Texas sued the federal government last year over Obama's November 2014 Deferred Action for Parents of Americans program and the expansion of its sister reform, Deferred Action for Childhood Arrivals. Each provided temporary work permits and driver's licenses to thousands of undocumented immigrants and shielded them from deportation.

But in February 2015, U.S. District Judge Andrew Hanen in Brownsville suspended the reforms with a preliminary injunction, agreeing with Texas that Obama had tried to rewrite immigration laws and had overstepped his role. The state also argued that issuing thousands of additional driver's licenses was too much of a burden.

In the case of a tie in the Supreme Court, justices defer to the lower court's ruling — meaning Hanen's injunction against all of DAPA and the expansion of DACA will remain in place. The Supreme court is short-handed, with eight members, following the death of conservative Justice Antonin Scalia in February.

Despite the ruling, advocacy groups vowed to continue fighting for the thousands of immigrants left to live fearing separation from their families. Because the Supreme Court deadlocked, the justices' decision is not precedent-setting, and once the court again has nine members, the tie does not rule out a future challenge to Hanen's injunction.

“This all about politics for our opponents, but for the millions of immigrant families in Texas, it’s personal," Elsa Caballero, president of Service Employees International Union, which frequently advocates for undocumented immigrants, said in a statement. "From Trump to extremist Republicans who continue to spout anti-immigrant rhetoric and policies, we will deliver our response at the ballot box come November."

Texas officials, including Attorney General Ken Paxton, lauded the court's decision.

“Today’s decision keeps in place what we have maintained from the very start: One person, even a president, cannot unilaterally change the law," Paxton said in a statement.

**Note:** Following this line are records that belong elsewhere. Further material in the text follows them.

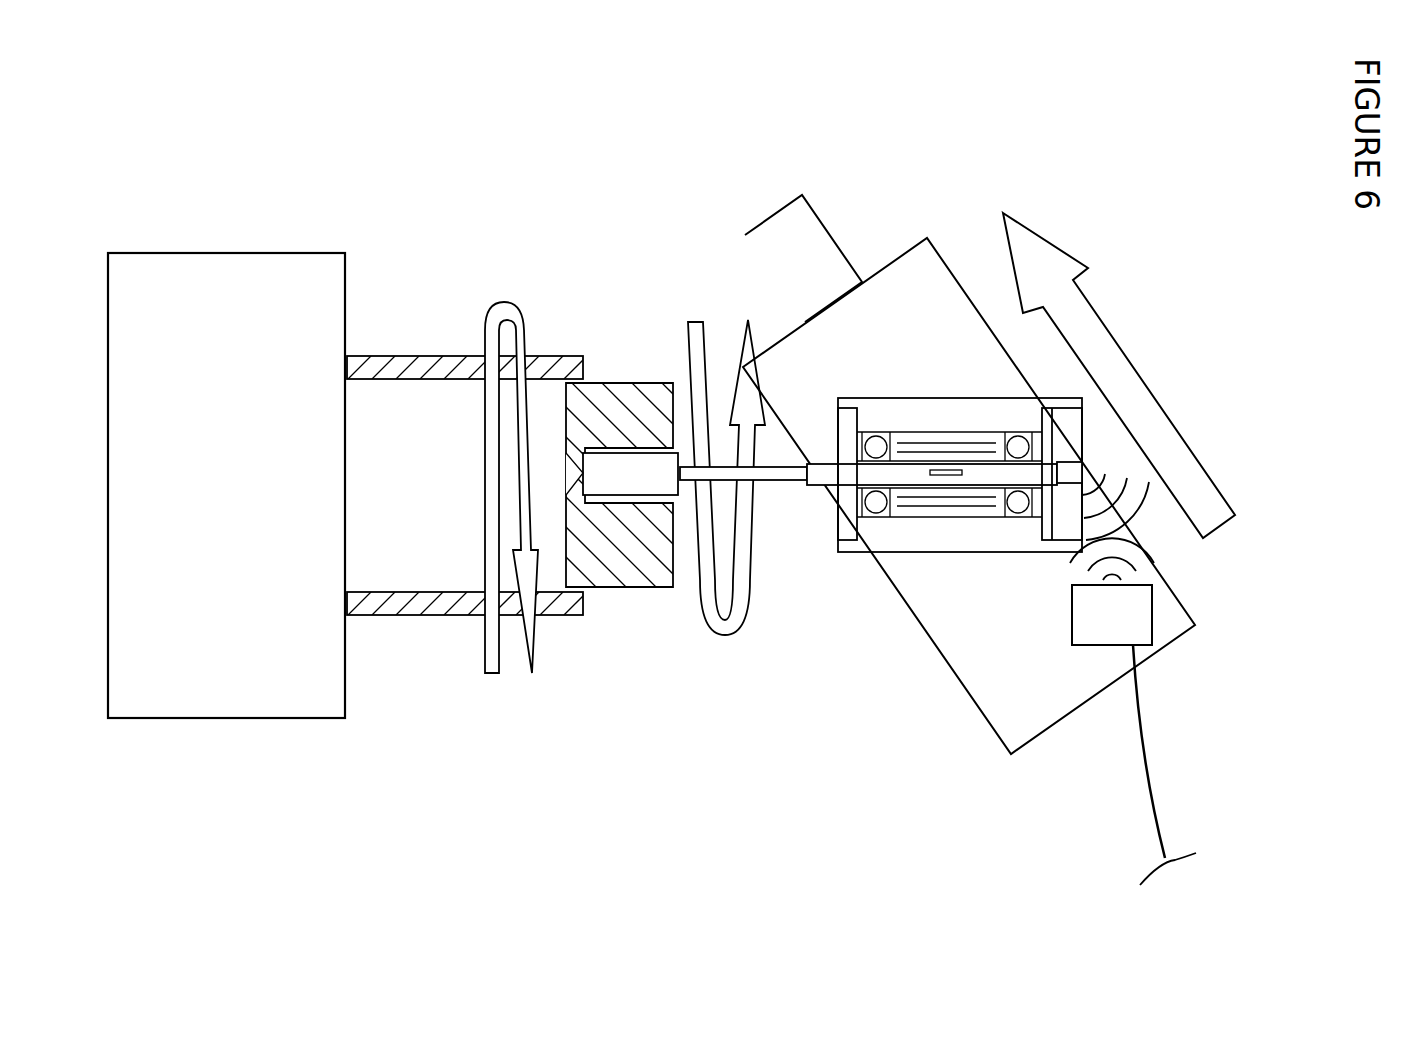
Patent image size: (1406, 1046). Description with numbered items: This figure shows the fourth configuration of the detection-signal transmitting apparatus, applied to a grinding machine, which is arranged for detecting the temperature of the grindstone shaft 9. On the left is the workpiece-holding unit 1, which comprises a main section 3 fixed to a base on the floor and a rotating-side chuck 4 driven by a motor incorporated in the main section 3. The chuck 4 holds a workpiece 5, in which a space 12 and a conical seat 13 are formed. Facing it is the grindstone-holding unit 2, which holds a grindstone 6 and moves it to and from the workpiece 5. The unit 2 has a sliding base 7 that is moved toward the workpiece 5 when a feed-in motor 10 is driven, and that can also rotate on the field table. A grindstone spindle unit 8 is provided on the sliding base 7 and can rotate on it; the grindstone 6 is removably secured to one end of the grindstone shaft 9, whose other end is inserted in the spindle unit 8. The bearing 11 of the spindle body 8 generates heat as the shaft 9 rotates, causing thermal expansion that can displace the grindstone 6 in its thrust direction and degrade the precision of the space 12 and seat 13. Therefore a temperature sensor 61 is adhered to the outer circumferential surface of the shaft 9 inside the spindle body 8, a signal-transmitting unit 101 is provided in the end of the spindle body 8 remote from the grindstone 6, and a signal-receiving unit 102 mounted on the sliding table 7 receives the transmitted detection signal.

The workpiece-holding unit 1 is at (420, 163).
The grindstone-holding unit 2 is at (862, 210).
The main section 3 is at (312, 277).
The rotating-side chuck 4 is at (400, 350).
The workpiece 5 is at (633, 575).
The grindstone 6 is at (657, 478).
The sliding base 7 is at (950, 630).
The grindstone spindle unit 8 is at (868, 533).
The grindstone shaft 9 is at (818, 478).
The feed-in motor 10 is at (780, 236).
The bearing 11 is at (865, 433).
The space 12 is at (613, 508).
The conical seat 13 is at (576, 488).
The temperature sensor 61 is at (937, 480).
The signal-transmitting unit 101 is at (1072, 467).
The signal-receiving unit 102 is at (1138, 633).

Waiting for the Supreme Court's decision, many undocumented immigrants came together for rallies, urging the high court to keep their families safe. At one such rally in north Houston, Gabriela Contreras said she feared even to leave her home to go pick up her kids from school, afraid she would be stopped for a traffic ticket and would never make it there. Another mom who would have benefited from DAPA said she couldn't give her children a Christmas last year because the charity that provided presents said it couldn't help her unless she had a valid ID.

Yet another, Patricia Lopez, was a single mother with two severely disabled children, who would not be able to go back to Mexico with Lopez should she be deported, because the family relies on specialized doctors here in the States.

“I know they can be put up with foster parents, but it's not the same thing," Lopez said.  "They just take care of them, but they don't love them. The love, it makes a big difference.”